In 2015 The DfE Schools' Commissioner Paul Smith, also expressed concerns about AET's ability to bring about the necessary improvements at Swallow Hill Community College. He stated
I have concerns about the capacity of Academies Enterprise Trust to deliver the sustained improvements required. The academy is isolated from other academies in the trust and the sponsor has been slow to act, though I recognise that some support is now being given to the improve maths teaching. The Secretary of State and I are therefore satisfied that the standards of performance at Swallow Hill Academy are unacceptably low, and that this will remain an issue unless the Secretary of State exercises her powers under the terms of the Agreement.

When OFSTED carried out a monitoring visit in June 2015, they expressed concerns about Academies Enterprise Trust and its plans for the school. OFSTED stated
The sponsor’s statement of action, however, is not fit for purpose. It is not clear when various actions listed are to take place or what the intended impact will be.

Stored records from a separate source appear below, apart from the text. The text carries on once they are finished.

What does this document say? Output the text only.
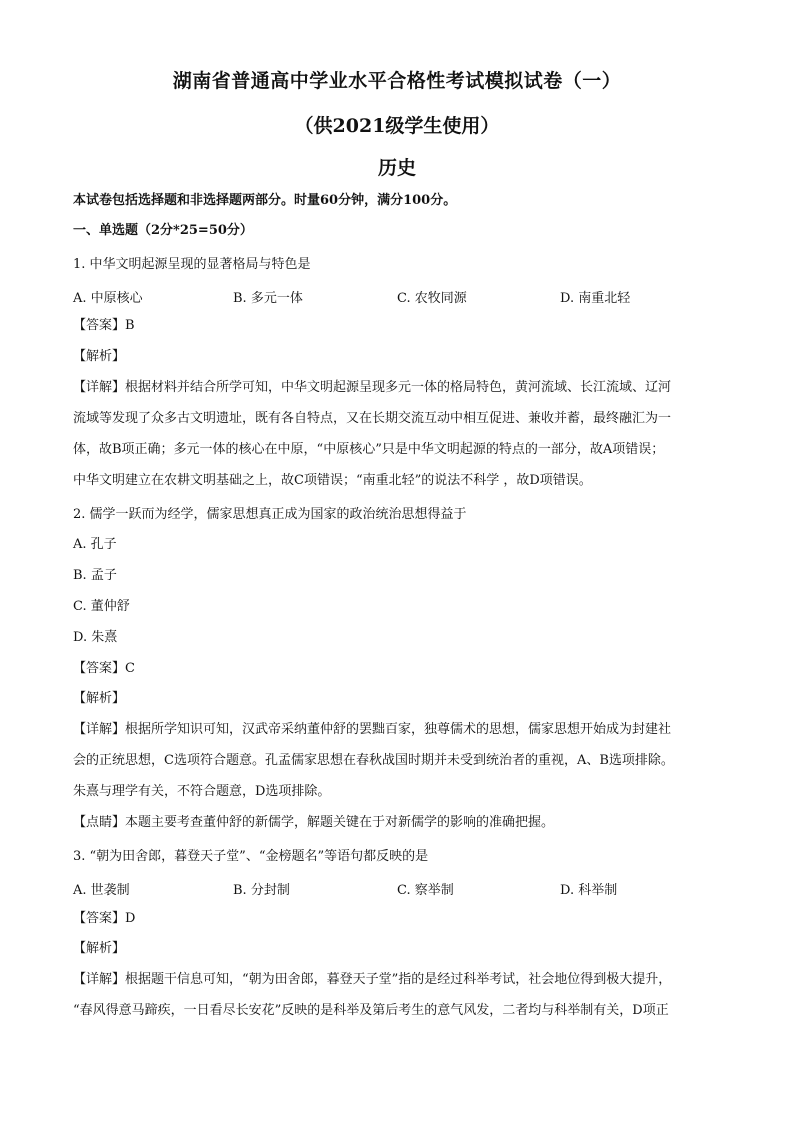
湖南省普通高中学业水平合格性考试模拟试卷（一）
（供2021级学生使用）
历史
本试卷包括选择题和非选择题两部分。时量60分钟，满分100分。
一、单选题（2分*25=50分）
1. 中华文明起源呈现的显著格局与特色是
A. 中原核心	B. 多元一体	C. 农牧同源	D. 南重北轻
【答案】B
【解析】
【详解】根据材料并结合所学可知，中华文明起源呈现多元一体的格局特色，黄河流域、长江流域、辽河
流域等发现了众多古文明遗址，既有各自特点，又在长期交流互动中相互促进、兼收并蓄，最终融汇为一
体，故B项正确；多元一体的核心在中原，“中原核心”只是中华文明起源的特点的一部分，故A项错误；
中华文明建立在农耕文明基础之上，故C项错误；“南重北轻”的说法不科学 ，故D项错误。
2. 儒学一跃而为经学，儒家思想真正成为国家的政治统治思想得益于
A. 孔子
B. 孟子
C. 董仲舒
D. 朱熹
【答案】C
【解析】
【详解】根据所学知识可知，汉武帝采纳董仲舒的罢黜百家，独尊儒术的思想，儒家思想开始成为封建社
会的正统思想，C选项符合题意。孔孟儒家思想在春秋战国时期并未受到统治者的重视，A、B选项排除。
朱熹与理学有关，不符合题意，D选项排除。
【点睛】本题主要考查董仲舒的新儒学，解题关键在于对新儒学的影响的准确把握。
3. “朝为田舍郎，暮登天子堂”、“金榜题名”等语句都反映的是
A. 世袭制	B. 分封制	C. 察举制	D. 科举制
【答案】D
【解析】
【详解】根据题干信息可知，“朝为田舍郎，暮登天子堂”指的是经过科举考试，社会地位得到极大提升，
“春风得意马蹄疾，一日看尽长安花”反映的是科举及第后考生的意气风发，二者均与科举制有关，D项正
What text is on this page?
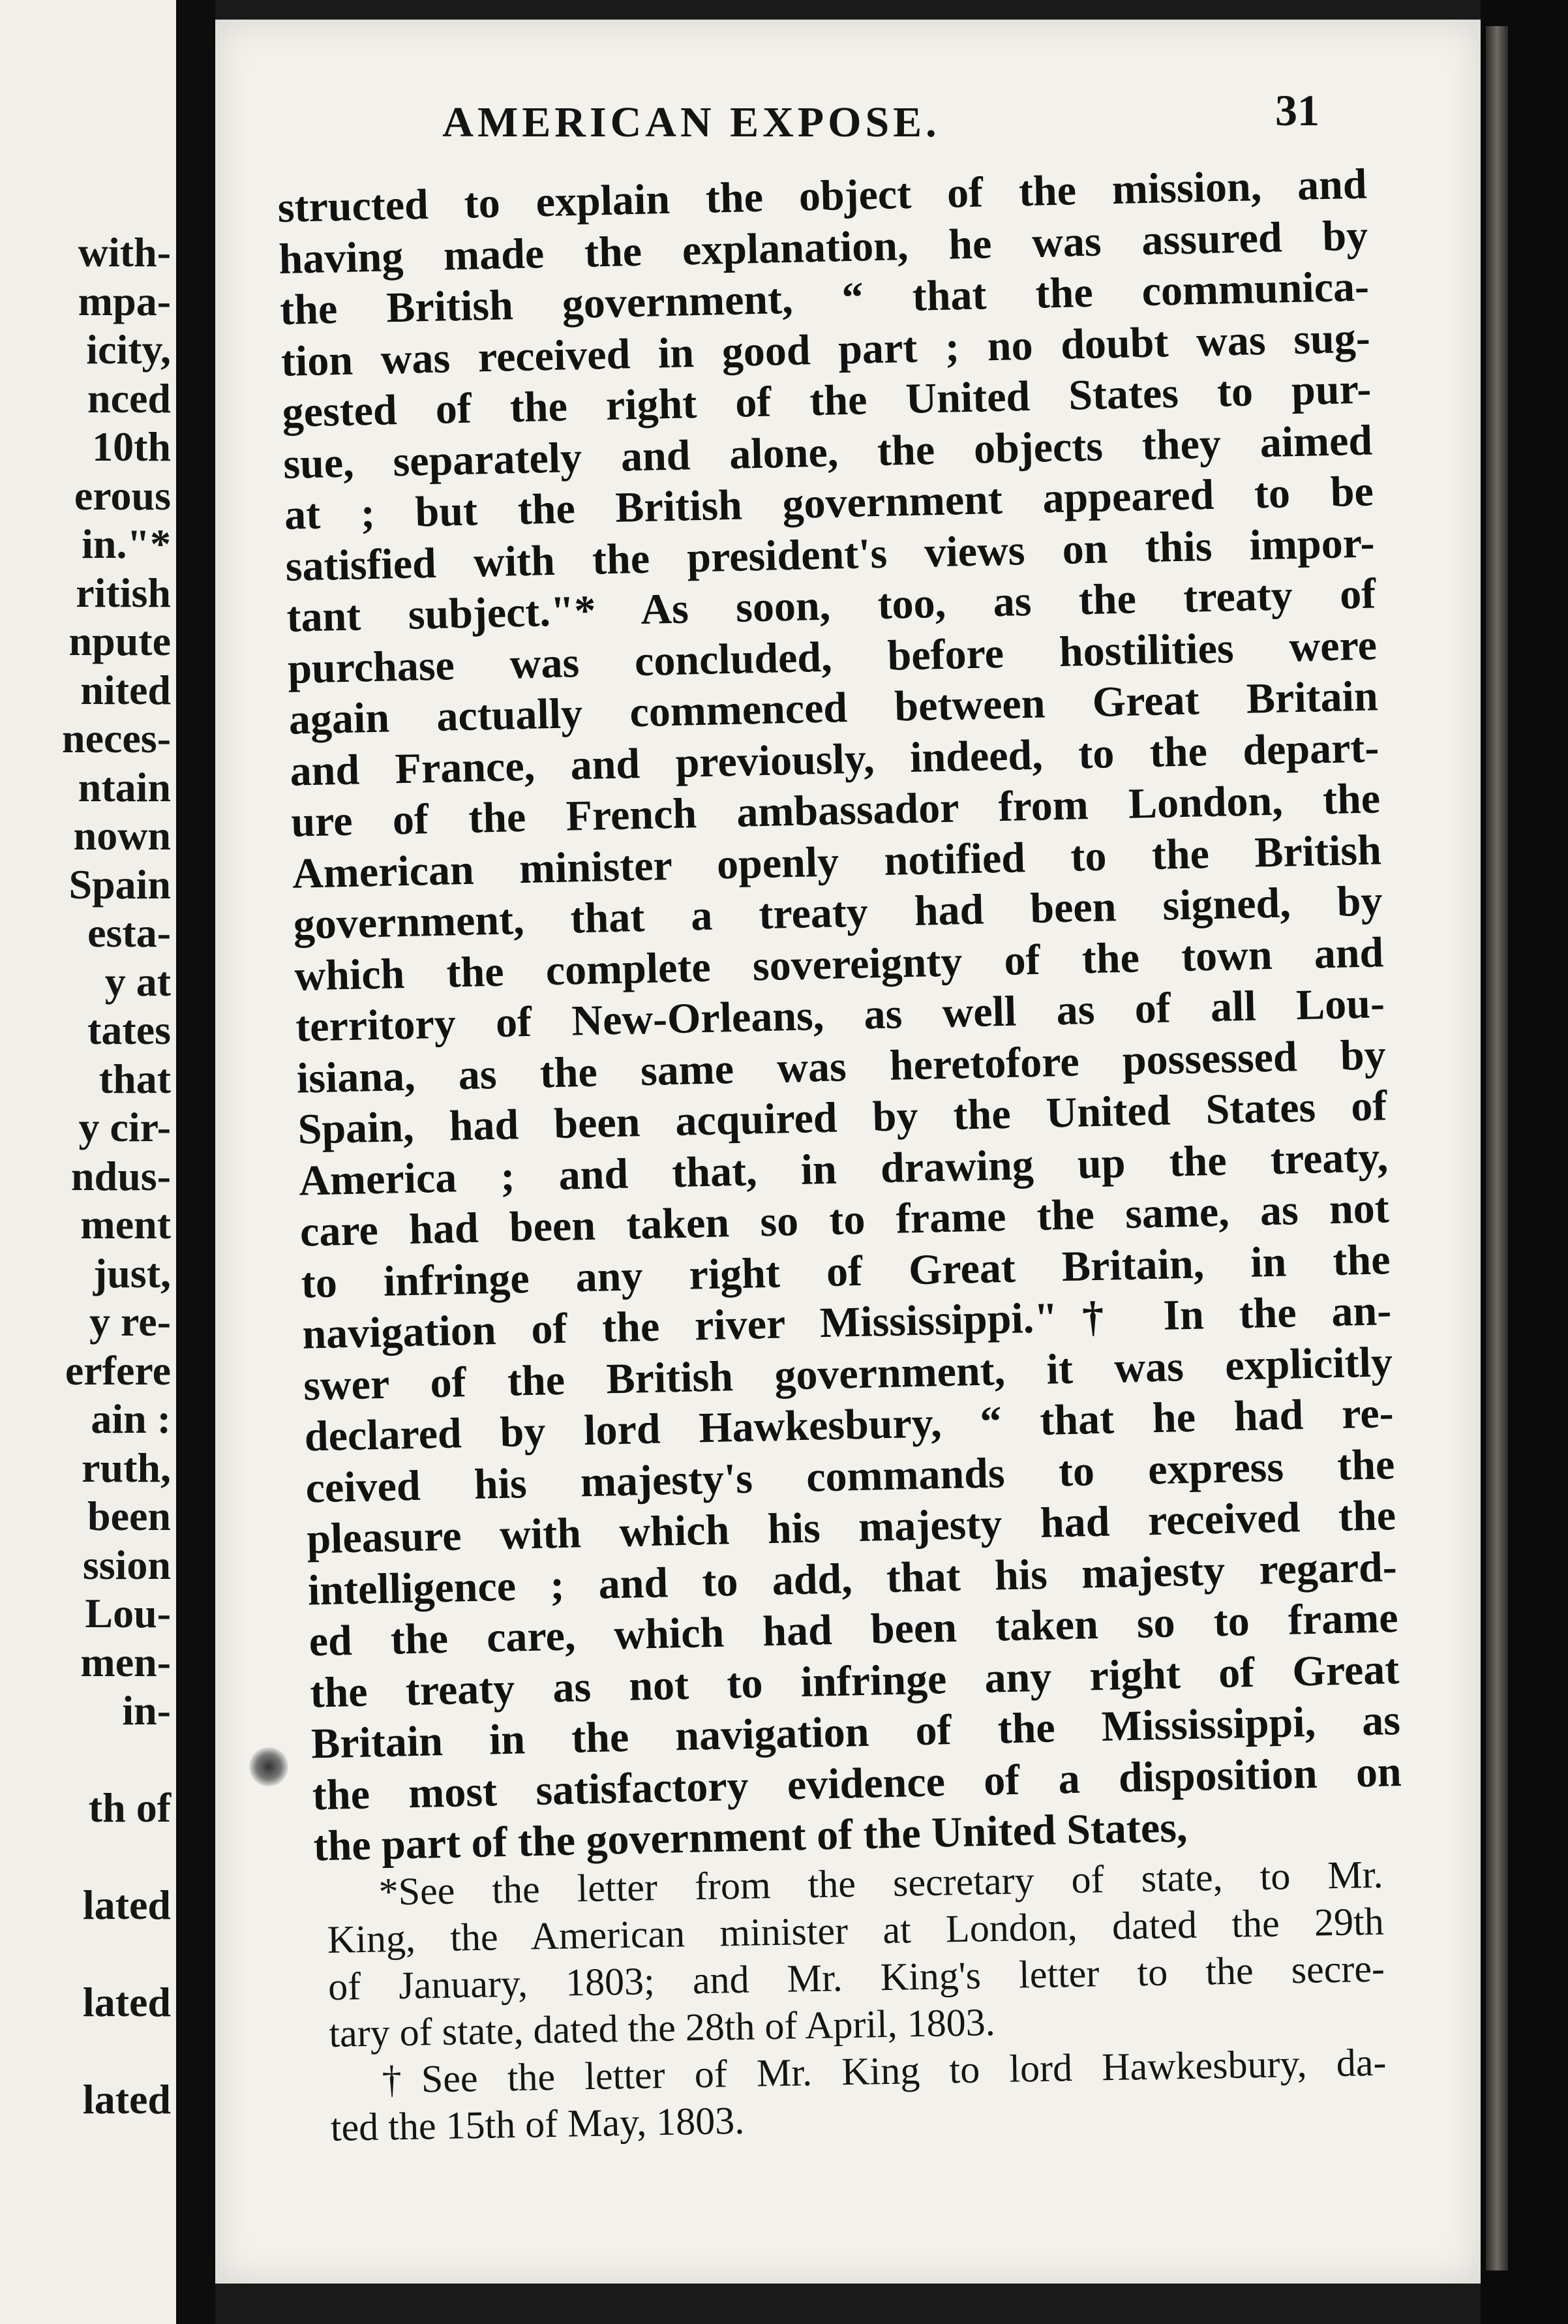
with-
mpa-
icity,
nced
10th
erous
in."*
ritish
npute
nited
neces-
ntain
nown
Spain
esta-
y at
tates
that
y cir-
ndus-
ment
just,
y re-
erfere
ain :
ruth,
been
ssion
Lou-
men-
in-
th of
lated
lated
lated
AMERICAN EXPOSE.	31
structed to explain the object of the mission, and
having made the explanation, he was assured by
the British government, “ that the communica-
tion was received in good part ; no doubt was sug-
gested of the right of the United States to pur-
sue, separately and alone, the objects they aimed
at ; but the British government appeared to be
satisfied with the president's views on this impor-
tant subject."* As soon, too, as the treaty of
purchase was concluded, before hostilities were
again actually commenced between Great Britain
and France, and previously, indeed, to the depart-
ure of the French ambassador from London, the
American minister openly notified to the British
government, that a treaty had been signed, by
which the complete sovereignty of the town and
territory of New-Orleans, as well as of all Lou-
isiana, as the same was heretofore possessed by
Spain, had been acquired by the United States of
America ; and that, in drawing up the treaty,
care had been taken so to frame the same, as not
to infringe any right of Great Britain, in the
navigation of the river Mississippi."† In the an-
swer of the British government, it was explicitly
declared by lord Hawkesbury, “ that he had re-
ceived his majesty's commands to express the
pleasure with which his majesty had received the
intelligence ; and to add, that his majesty regard-
ed the care, which had been taken so to frame
the treaty as not to infringe any right of Great
Britain in the navigation of the Mississippi, as
the most satisfactory evidence of a disposition on
the part of the government of the United States,
*See the letter from the secretary of state, to Mr.
King, the American minister at London, dated the 29th
of January, 1803; and Mr. King's letter to the secre-
tary of state, dated the 28th of April, 1803.
†See the letter of Mr. King to lord Hawkesbury, da-
ted the 15th of May, 1803.
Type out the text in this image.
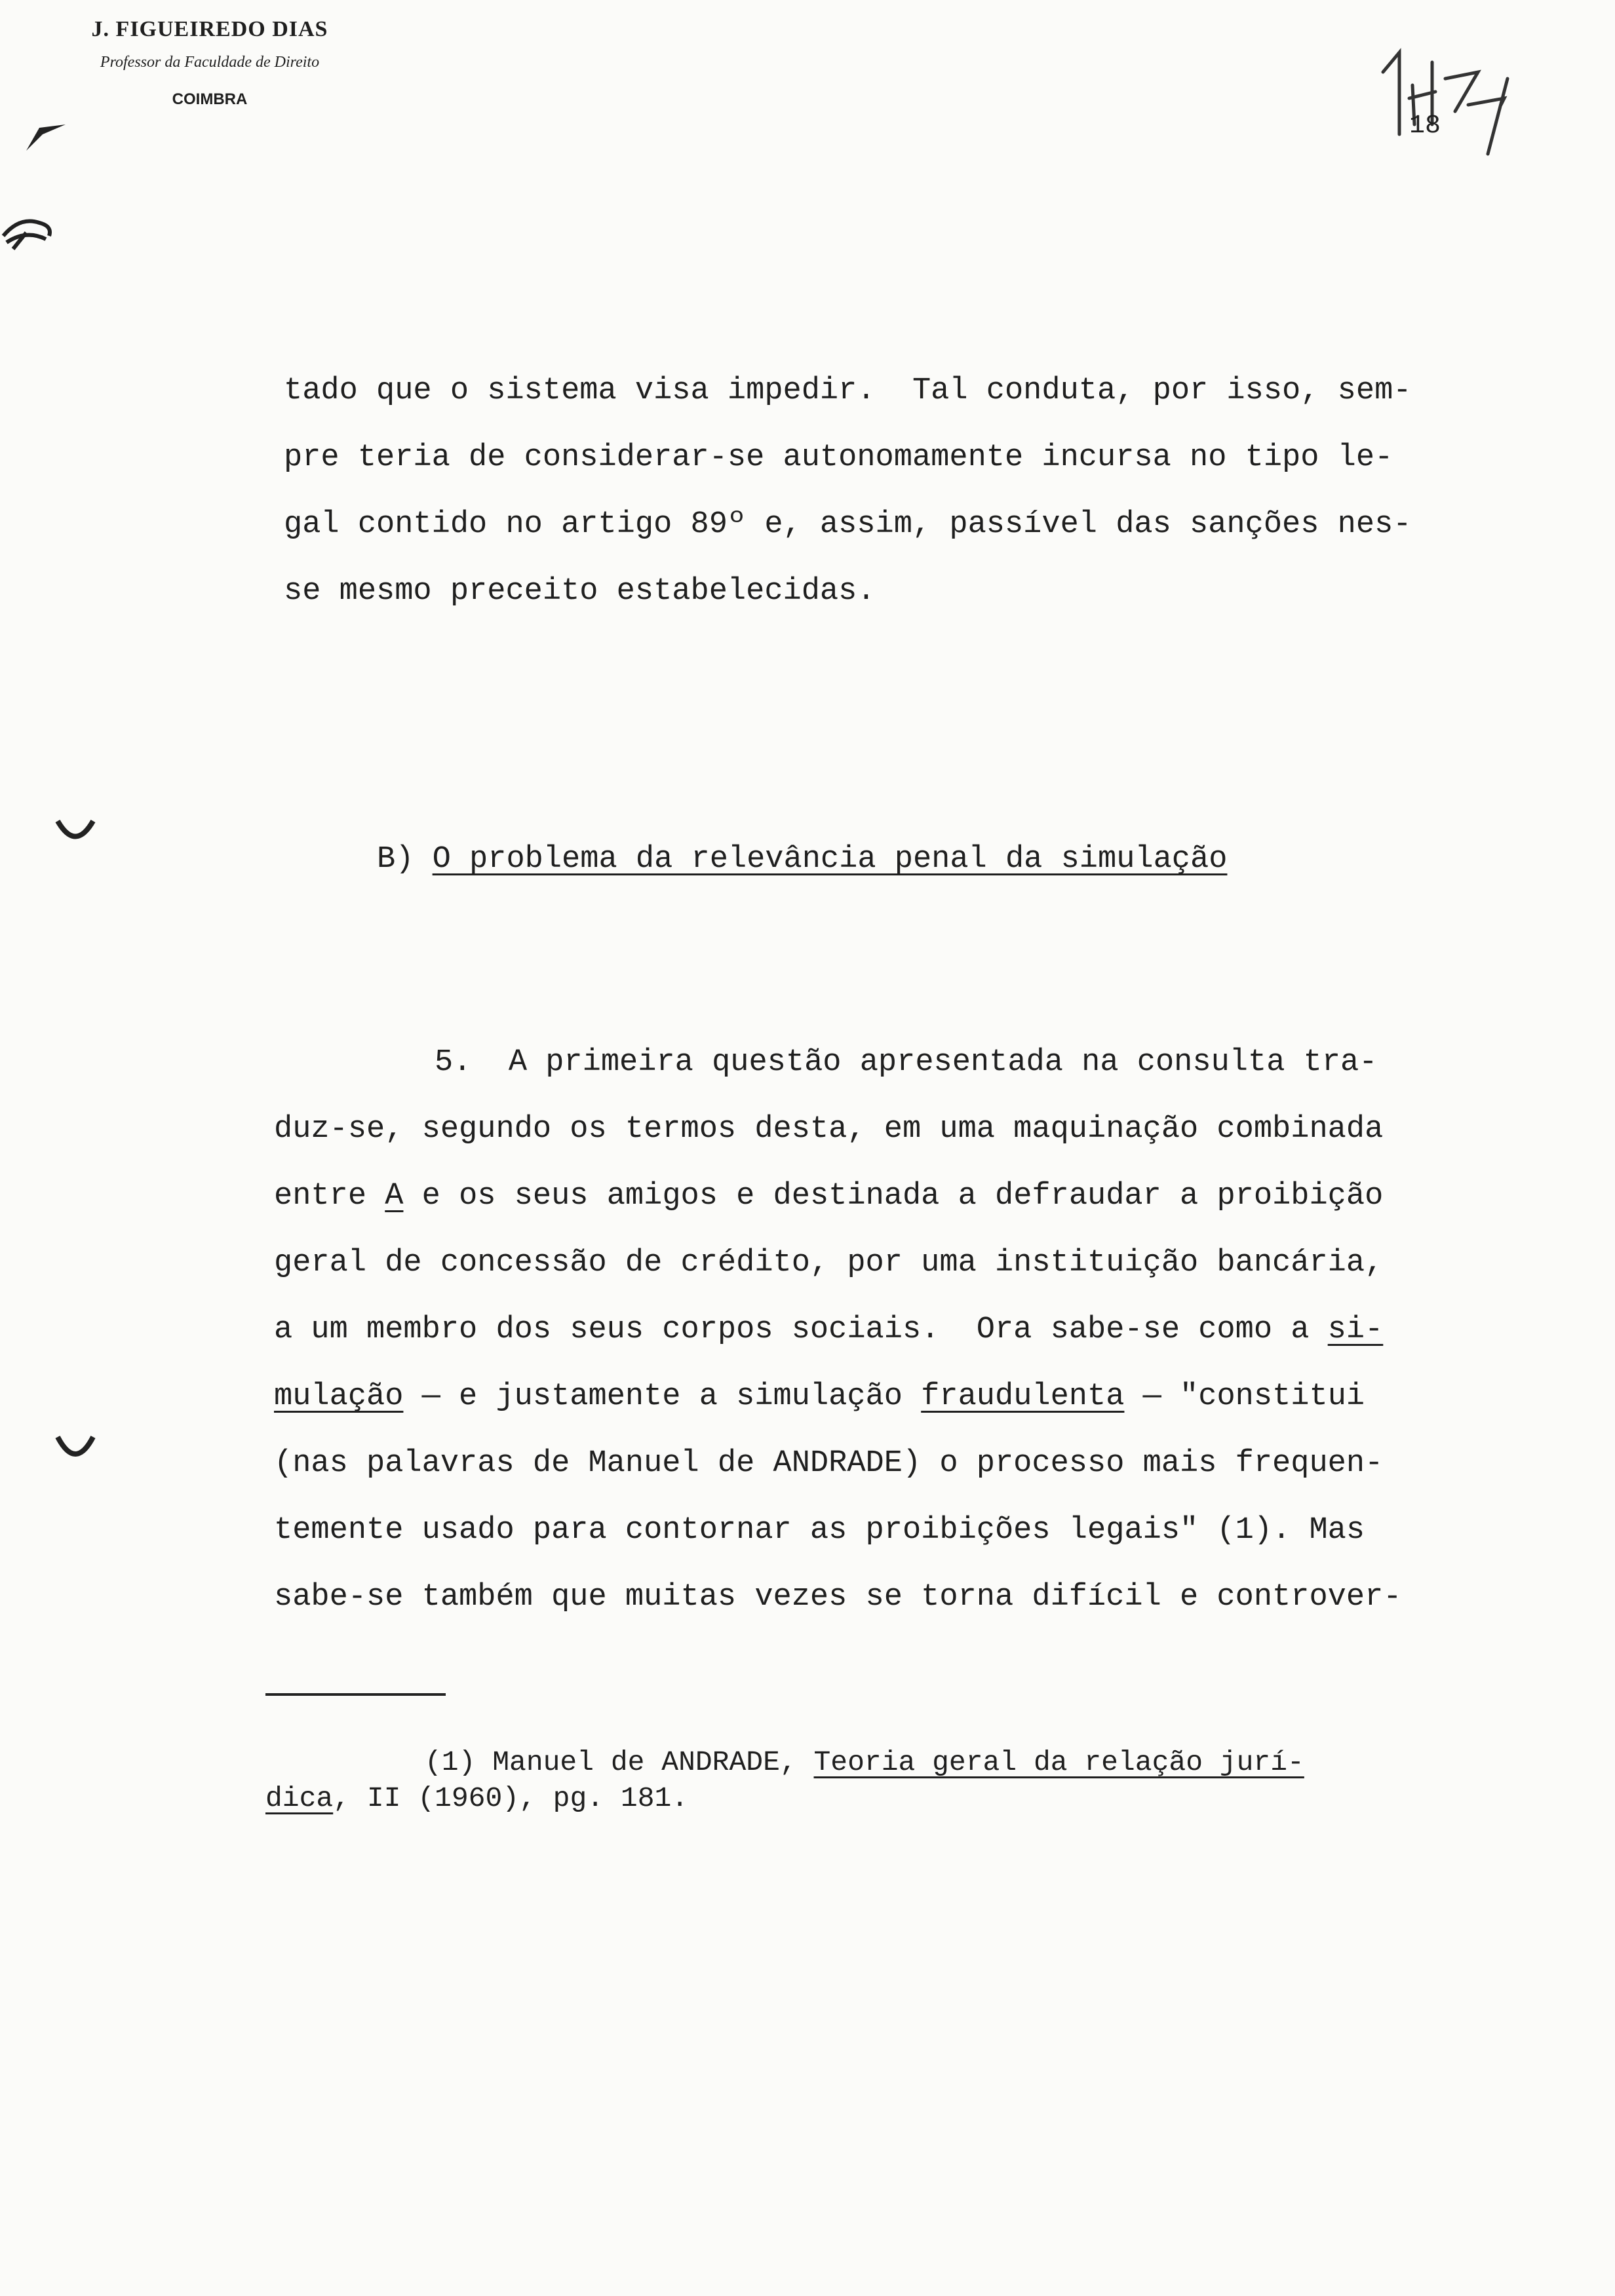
J. FIGUEIREDO DIAS
Professor da Faculdade de Direito
COIMBRA
18
tado que o sistema visa impedir.  Tal conduta, por isso, sem-
pre teria de considerar-se autonomamente incursa no tipo le-
gal contido no artigo 89º e, assim, passível das sanções nes-
se mesmo preceito estabelecidas.
B) O problema da relevância penal da simulação
5.  A primeira questão apresentada na consulta tra-
duz-se, segundo os termos desta, em uma maquinação combinada
entre A e os seus amigos e destinada a defraudar a proibição
geral de concessão de crédito, por uma instituição bancária,
a um membro dos seus corpos sociais.  Ora sabe-se como a si-
mulação — e justamente a simulação fraudulenta — "constitui
(nas palavras de Manuel de ANDRADE) o processo mais frequen-
temente usado para contornar as proibições legais" (1). Mas
sabe-se também que muitas vezes se torna difícil e controver-
(1) Manuel de ANDRADE, Teoria geral da relação jurí-
dica, II (1960), pg. 181.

Nor is the plan clear enough about the roles different external advisers will play in monitoring the work of the academy.

In December 2015 the Times Educational Supplement (TES) reported that AET has received 14 warning letters from the government about unacceptably low standards in its academies and that this is more than any other chain has received. Commenting more generally the TES said
...the situation at the Academies Enterprise Trust (AET), which runs 68 schools throughout the country, has become so serious that representatives from the Department for Education now sit in on the trust's board meetings. The government has said in the past that it makes such a move if it has "concerns" about an Academy chain.